И все же акцент Макиавелли на насилии является более впечатляющим. Это - результат того двоякого затруднения, с которым Макиавелли столкнулся в теории и которое позднее стало практикой для людей революции, а именно: задача создания основополагающих принципов, задача любого начинания заново в своей отправной точке, видимо, требовала повторения легендарного преступления (Ромул убил Рема, Каин убил Авеля). Кроме того, задача создания нового требовала выстроить и установить законодательство, найти и насадить новый авторитет, способный заменить абсолютный, утвержденный религией авторитет, законы которого основывались на заповедях всемогущего Бога и легитимность которого заключалась в воплощении Бога на земле. Другими словами, когда дело коснулось законов, Макиавелли, ярый противник вмешательства религиозных взглядов в политику, был вынужден прибегнуть к божественной помощи - что было вполне в духе "просвещенных" людей XVIII века, таких как, например, Джон Адамс или Робеспьер. Этот "возврат к Богу" был необходим только для "особых законов", то есть для таких, посредством которых создавался новый политический организм. (Позднее мы увидим, что данная часть задачи, которую ставила перед собой революция - найти новый абсолют, чтобы заменить им абсолют божественной власти, - неразрешима, ибо власть в человеческом мире (где она принадлежит не одному человеку, а многим людям) никогда не будет равна всемогуществу Бога, а законы, в основе которых лежит власть человека, не могут быть абсолютными.) Таким образом, это appeal to high Heaven, "обращение к Небесам", как его позднее назвал Локк, не было вдохновлено какими-то религиозными чувствами, а лишь продиктовано желанием "обойти это затруднение"[56]; равно как и акцент Макиавелли на насилии в политике был обусловлен не столько его пресловутым реалистичным взглядом на человеческую природу, сколько тщетной надеждой обнаружить в каком-либо человеке качества, хотя бы отдаленно напоминающие те, которые считаются божественными.

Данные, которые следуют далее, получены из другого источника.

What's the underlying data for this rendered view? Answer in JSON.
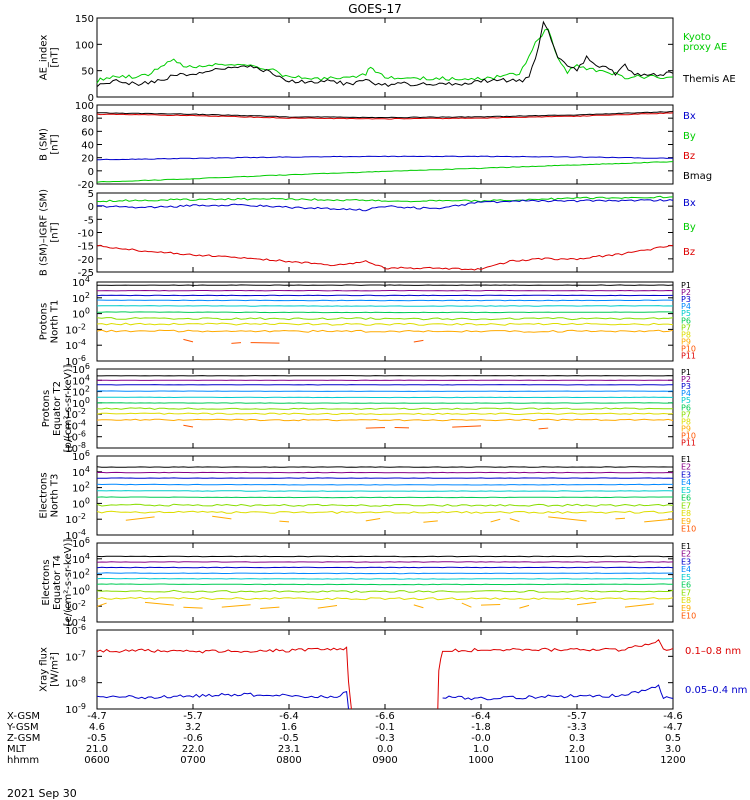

Несмотря на то, что все перечисленное выше можно назвать не более чем предвосхищением, мысль Макиавелли намного опередила действительный опыт его времени. Как бы мы ни пытались подобрать подходящую аналогию для нашего сегодняшнего опыта среди событий, произошедших в итальянских городах-государствах, опыт последних был не настолько радикальным, чтобы у участников этих событий или наблюдателей возникла необходимость использовать новое слово или какой-нибудь старый термин в новом значении для их определения. (Новым словом, введенным Макиавелли в политическую теорию, которое начали использовать задолго до него, было "государство", lo stato[57]. Вопреки настойчивой апелляции к славе Рима и частым заимствованиям из римской истории, Макиавелли, по-видимому, чувствовал, что объединенная Италия являлась бы политическим организмом, настолько отличным от тех, что представляли собой города-государства Античности или XV века, что это оправдывало возникновение нового названия.) Конечно, слова "восстание" и "мятеж", значение которых было определено уже в позднем Средневековье, в дальнейшем повсеместно использовались. Однако они никогда не обозначали освобождения, не говоря уже о свободе, в том смысле, в каком освобождение и свобода подразумевались революциями. Ибо освобождение (как его определяли революции) означало: все те, кто влачил свои дни во мраке и лишениях (не только в настоящем, но и на протяжении всей истории, не только как отдельные лица, но и как представители огромного большинства человечества, бедных и униженных), должны восстать и стать властителями своей страны. Если контраста ради перевести это утверждение на язык Античности, то оно выглядело бы так: не народ Рима или Афин populus или δημος[58], низшие слои граждан, но рабы и чужеземцы, которые составляли большинство населения и никогда не принадлежали к народу, взбунтовались и потребовали для себя равных прав. Такого, как известно, не случалось. Сама идея равенства в нашем ее понимании, что каждый равен другим в силу факта рождения и что равенство есть право, данное от рождения, была совершенно неизвестна до Нового времени.